Hedef önemli... Fazla maç kazanınca veya çok gol atınca olay
bitmiyor.
Bize beraberlik kâfiydi.
Sahaya çıkışımız, oyun düzenimiz "Önce gol yemeyelim,
sonra atalım" şeklindeydi. Uzun zaman
böyle gitti. Zaten dikkat edin maçın 80. dakikasına kadar bir net
pozisyonumuz var Burak'la, bir de onların Merih'in çizgiden
çıkardığı topu... Ondan sonra maç Rus ruletine döndü. Ama
şunu söyleyeyim takım olarak iyi defans
yaptık.
Burak dahil defans hatası yapan
futbolcu yoktu. Burak net bir gol kaçırdı
ama defansa gelip en az üç kere müthiş işler yaptı.
Cengiz Ünder çok güçlü değil, sakatlıktan çıktı. Bir-iki pozisyonda
bencillik yapmasa, arkadaşlarına top atsa çok daha iyi olurdu.

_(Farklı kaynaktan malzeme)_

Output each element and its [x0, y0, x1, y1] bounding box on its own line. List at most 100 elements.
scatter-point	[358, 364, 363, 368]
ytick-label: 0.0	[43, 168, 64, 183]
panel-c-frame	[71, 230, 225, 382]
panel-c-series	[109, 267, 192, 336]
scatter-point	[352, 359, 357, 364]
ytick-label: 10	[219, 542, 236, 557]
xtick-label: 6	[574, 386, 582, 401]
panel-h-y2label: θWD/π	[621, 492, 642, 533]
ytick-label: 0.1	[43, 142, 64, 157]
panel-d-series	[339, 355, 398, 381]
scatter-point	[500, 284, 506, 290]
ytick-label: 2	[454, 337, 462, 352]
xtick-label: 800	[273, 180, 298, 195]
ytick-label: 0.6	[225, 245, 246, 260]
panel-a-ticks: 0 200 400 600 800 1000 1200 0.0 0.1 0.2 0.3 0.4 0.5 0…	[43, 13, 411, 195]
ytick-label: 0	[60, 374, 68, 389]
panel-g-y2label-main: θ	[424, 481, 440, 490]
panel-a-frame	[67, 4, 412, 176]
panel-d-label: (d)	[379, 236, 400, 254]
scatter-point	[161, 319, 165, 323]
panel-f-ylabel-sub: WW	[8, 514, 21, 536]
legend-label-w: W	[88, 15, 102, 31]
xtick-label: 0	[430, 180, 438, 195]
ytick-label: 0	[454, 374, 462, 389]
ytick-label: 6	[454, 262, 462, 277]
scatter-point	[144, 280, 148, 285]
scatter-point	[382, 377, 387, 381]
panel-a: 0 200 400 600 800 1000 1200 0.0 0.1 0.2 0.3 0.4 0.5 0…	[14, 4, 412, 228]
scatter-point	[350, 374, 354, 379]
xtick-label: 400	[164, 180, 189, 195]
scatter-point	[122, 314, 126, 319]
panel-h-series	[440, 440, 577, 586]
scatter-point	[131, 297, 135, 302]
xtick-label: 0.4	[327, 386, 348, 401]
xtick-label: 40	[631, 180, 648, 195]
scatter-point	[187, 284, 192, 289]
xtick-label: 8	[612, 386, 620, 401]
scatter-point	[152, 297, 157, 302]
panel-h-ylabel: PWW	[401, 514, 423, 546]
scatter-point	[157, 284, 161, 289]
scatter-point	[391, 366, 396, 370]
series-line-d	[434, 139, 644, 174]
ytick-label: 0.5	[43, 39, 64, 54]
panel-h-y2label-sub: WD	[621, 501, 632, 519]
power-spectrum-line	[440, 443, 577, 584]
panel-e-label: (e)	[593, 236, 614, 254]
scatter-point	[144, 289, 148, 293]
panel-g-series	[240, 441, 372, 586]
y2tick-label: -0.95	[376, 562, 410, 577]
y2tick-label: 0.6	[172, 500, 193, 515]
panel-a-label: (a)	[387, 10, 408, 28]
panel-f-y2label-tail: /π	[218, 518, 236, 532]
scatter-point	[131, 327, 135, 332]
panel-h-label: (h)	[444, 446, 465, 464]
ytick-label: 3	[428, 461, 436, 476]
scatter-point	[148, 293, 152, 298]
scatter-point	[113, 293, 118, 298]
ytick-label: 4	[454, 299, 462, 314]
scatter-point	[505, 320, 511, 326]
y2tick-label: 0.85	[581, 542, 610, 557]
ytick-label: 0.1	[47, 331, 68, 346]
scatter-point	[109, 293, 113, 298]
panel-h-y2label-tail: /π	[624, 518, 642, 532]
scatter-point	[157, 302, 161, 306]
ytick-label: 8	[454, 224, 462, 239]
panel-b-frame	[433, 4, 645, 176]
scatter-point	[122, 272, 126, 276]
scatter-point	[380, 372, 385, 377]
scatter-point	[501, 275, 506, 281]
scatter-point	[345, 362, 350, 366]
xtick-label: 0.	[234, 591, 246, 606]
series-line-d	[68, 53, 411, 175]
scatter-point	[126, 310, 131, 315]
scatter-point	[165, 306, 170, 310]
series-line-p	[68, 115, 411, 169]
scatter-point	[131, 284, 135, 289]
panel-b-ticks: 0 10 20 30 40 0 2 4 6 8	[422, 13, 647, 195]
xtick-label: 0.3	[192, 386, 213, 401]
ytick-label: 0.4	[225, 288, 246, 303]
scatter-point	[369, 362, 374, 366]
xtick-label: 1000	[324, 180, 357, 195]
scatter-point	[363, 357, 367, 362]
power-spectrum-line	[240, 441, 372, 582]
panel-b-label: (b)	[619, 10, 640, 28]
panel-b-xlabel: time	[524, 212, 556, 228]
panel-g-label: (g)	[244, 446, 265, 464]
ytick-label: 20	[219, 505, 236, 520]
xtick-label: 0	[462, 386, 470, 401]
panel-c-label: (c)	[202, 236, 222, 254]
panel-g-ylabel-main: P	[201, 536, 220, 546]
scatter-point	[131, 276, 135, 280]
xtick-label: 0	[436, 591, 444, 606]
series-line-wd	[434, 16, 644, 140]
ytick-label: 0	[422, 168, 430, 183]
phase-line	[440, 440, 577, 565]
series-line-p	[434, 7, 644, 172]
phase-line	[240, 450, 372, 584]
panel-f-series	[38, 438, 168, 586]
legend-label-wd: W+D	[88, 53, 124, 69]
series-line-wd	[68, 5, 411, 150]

Bakınız! Bir kaç sene evveline
kadar gazeteci dövülen, kampta sabahlara
kadar oyun oynanan milli takımı
hatırlayın.
Ben şahsen şunu söylüyordum;
"Bir Türk vatandaşı olarak bu takım benim milli takımım değil"
diyordum.
Ama bu takım, benim Milli Takımım! Maçı iki arkadaşımla birlikte
seyrederken hop oturup, hop kalktım. Çünkü sahadaki çocuklar benim
heyecanıma tercüman oluyorlardı. Candan oynuyorlardı, damardan
oynuyorlardı.
Şenol Hoca son 10 dakika biraz dağıldı.
Son oyuncu değişikliğini daha erken
yapması gerekirdi. Uzatmada yapınca hakem
bu sefer o uzatmayı da oynatacak.
En gergin olduğumuz yerler.
Onu yapmayacaksın. Çok net söyleyeyim ne Hiddink'le, ne de sağı
solu belli olmayan Lucescu ile biz bunları başaramazdık.
Futbol Federasyonu doğru iş yaparak Şenol Güneş'i getirdi, o da iyi
bir aşçılık yaparak bu takıma öncülük etti. Hani genç
futbolcu çıkmıyordu Türkler'den?
Bakınız bu takım daha yoğurulursa
önümüzdeki 6-7 seneyi kurtarır.
Şunu devamlı yapmamız lazım... Dünya Kupası, Avrupa Şampiyonası...
Teşekkürler Milli Takım'a... Mücadelenize sağlık.